Mara’s words echo what Tunnell’s former Giant teammate Andy Robustelli told the Times in 1975.

“Emlen was good to all people,” Robustelli said. “He was a hell of a decent person who meant a lot to young ballplayers.”

The Times obituary didn’t mention Tunnell’s service in the Coast Guard, and his official bio for the Pro Football Hall of Fame only mentions it in passing without any reference to his heroic actions. The head football coach of the Coast Guard Academy C.C. Grant hopes that changes, and people begin to learn about Tunnell’s service in the Coast Guard as well as his pathbreaking football career as a player and a coach.

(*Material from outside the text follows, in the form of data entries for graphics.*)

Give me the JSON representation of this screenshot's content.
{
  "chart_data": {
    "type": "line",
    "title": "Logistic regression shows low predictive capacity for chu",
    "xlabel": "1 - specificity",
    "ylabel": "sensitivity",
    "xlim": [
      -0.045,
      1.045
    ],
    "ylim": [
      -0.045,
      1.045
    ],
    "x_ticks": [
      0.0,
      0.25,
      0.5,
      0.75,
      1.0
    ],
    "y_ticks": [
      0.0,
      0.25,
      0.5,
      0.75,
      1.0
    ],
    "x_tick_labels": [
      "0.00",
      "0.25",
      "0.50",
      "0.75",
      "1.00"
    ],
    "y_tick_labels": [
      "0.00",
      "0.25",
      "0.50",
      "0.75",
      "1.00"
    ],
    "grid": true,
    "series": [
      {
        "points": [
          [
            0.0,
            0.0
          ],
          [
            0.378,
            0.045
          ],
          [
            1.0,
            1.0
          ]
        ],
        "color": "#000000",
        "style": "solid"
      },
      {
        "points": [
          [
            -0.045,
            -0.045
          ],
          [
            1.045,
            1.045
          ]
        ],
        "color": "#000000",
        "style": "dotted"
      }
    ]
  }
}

The USCGC Emlen Tunnell, via the U.S. Coast Guard

“I think it’s important, because you have a teachable moment with young people when you talk about a guy like Emlen Tunnell,” Grant told the AP. “They need to understand what he did, what he went through and what kind of a person he was.”

The Emlen Tunnell Strength and Conditioning Center at the U.S. Coast Guard Academy in New London, Connecticut opened in September 2021. 

The following month, the USCGC Emlen Tunnell, a fast response cutter, began its service in the Coast Guard. 

“What really defined Emlen was his character, that selflessness,”  Adm. Karl Schultz, commandant of the Coast Guard, said during the commissioning ceremony for the ship. “It was who he was as a human being.”